Night Magic, the contest was called. The subject could be anything shot at night, and Sam had once confided to Mrs. Ely that her dream was to photograph wild horses running at night.

“It is perfect,” Sam agreed. “But with the, uh, stuff that's going on—” Sam glanced over her shoulder.

Rachel gathered her things in slow motion, eaves-dropping. Mrs. Ely nodded that she knew what Sam was talking about. After all, Gram had called Three Ponies Ranch first when she'd been looking for Sam that night.

“The deadline's near Christmas,” Mrs.

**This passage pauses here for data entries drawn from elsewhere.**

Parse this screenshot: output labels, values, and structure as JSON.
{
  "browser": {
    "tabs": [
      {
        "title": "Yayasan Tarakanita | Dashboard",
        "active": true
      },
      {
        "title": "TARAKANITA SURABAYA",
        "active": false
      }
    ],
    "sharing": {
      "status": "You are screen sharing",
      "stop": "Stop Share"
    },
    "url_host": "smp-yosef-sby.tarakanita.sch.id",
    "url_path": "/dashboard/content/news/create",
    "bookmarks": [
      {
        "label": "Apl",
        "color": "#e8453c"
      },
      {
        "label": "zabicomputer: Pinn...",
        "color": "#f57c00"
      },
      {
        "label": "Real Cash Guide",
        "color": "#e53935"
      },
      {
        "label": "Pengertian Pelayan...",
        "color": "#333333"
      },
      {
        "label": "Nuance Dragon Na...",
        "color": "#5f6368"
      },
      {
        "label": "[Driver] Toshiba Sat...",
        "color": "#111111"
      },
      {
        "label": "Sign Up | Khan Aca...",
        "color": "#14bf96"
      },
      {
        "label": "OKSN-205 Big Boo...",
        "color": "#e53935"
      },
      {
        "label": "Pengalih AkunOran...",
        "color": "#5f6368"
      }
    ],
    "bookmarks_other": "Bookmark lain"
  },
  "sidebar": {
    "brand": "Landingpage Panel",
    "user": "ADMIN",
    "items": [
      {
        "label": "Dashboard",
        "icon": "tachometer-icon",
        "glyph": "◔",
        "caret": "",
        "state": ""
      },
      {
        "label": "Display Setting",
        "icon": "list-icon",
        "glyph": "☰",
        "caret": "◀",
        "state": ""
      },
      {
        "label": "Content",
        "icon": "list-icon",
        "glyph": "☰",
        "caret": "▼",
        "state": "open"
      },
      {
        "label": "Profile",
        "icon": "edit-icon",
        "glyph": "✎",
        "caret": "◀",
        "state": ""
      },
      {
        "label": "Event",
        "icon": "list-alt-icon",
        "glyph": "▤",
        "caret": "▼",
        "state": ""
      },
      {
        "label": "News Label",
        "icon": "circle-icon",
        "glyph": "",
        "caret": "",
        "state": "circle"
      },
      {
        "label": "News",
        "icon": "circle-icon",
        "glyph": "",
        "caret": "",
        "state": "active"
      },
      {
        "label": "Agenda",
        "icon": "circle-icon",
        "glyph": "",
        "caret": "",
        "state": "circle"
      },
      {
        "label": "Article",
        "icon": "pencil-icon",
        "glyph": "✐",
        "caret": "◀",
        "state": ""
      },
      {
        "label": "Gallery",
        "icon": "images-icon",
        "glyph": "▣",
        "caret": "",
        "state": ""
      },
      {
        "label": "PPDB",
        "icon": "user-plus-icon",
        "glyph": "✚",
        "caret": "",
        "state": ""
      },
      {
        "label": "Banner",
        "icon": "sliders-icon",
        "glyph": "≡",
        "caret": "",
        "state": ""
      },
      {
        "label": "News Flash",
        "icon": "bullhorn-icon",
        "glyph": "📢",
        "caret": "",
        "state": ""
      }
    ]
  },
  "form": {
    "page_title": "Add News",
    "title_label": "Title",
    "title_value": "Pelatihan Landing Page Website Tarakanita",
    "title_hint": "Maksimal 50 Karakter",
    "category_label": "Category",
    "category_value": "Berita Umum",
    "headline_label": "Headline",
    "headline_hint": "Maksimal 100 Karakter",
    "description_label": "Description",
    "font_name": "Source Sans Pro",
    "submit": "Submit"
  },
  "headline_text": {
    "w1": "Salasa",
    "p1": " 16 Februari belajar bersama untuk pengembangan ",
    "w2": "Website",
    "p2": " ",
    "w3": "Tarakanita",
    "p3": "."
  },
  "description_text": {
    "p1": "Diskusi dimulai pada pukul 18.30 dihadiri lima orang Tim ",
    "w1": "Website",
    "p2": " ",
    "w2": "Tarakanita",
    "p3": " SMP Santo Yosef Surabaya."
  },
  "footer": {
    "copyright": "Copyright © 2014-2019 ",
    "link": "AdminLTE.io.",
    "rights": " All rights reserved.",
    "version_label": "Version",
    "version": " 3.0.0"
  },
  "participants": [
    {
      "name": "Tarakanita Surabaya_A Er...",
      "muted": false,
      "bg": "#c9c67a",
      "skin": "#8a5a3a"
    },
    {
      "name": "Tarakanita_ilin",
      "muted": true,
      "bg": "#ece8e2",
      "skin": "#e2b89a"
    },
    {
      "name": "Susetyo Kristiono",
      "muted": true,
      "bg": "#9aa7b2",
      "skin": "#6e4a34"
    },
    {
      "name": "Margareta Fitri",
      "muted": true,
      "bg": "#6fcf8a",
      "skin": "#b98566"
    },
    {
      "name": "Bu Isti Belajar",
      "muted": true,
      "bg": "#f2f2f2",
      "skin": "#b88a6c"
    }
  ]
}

Ely said. “You've got plenty of time.”

The warning bell rang in the hall, and Sam jumped like a racehorse in the starting gate.

“I can't be late,” she blurted to Mrs. Ely. “If I don't earn all A's in citizenship, I can't ride.”

“What a tragedy,” Rachel murmured.

Even though Sam beat her to the door, she couldn't shake the feeling she'd given Rachel Slocum one more bit of ammunition to use against her.

 

Looking like he'd been to town on ranch business, Dad picked Sam up from the bus stop. By the time they reached home, Mikki was already there.

Gram told her Mikki had not only decided to go along with the guidelines for the HARP program, which meant, among other things, keeping a journal about her experiences with the mustangs, but she'd finagled an extension to the time she could spend at River Bend each day.

“Why, she just gobbled up the chocolate chip cookies I gave her, and as soon as Jake arrived, she followed him into the pen,” Gram said. “She couldn't wait to see Popcorn.”

Sam let her backpack fall to the floor and sat at the kitchen table to devour her own cookies and milk.

“That's great,” Sam said, but she didn't exactly mean it. What was wrong with her? Just yesterday, she'd been telling Jake she liked Mikki.

 

Whatever it was, Popcorn felt it, too.

Out of her school clothes and in riding gear, Sam peered through the slats of the round pen. Yesterday, though he'd stayed far away from Mikki, Popcorn had kept his side turned to her. Today, he was showing her his tail.

You couldn't fool horses
, Sam thought. Mikki would have to learn that.

Sam wanted to ride Ace. They both needed the exercise. But how could she get Ace out of the barn pen without giving Dark Sunshine a chance to bolt? She'd need to ask Dad for help.

That settled, she left the barn. Blaze met her with a wagging tail. Even he was keeping his distance from Dark Sunshine.

“What's going on with Mikki, huh, Blaze?” Sam rumpled the dog's ears and he whined with pleasure.

Had Mikki made gentling Popcorn a contest against Jake? Had she taken his standards as a challenge? Maybe she was trying to prove something to herself. Or, maybe she thought that if she did a quick job of riding Popcorn, she could take on Dark Sunshine.

“That's not going to happen,” Sam muttered to Blaze as the dog walked along with her. “No way.”

Blaze wagged his tail and looked up at Sam with openmouthed adoration, believing every word.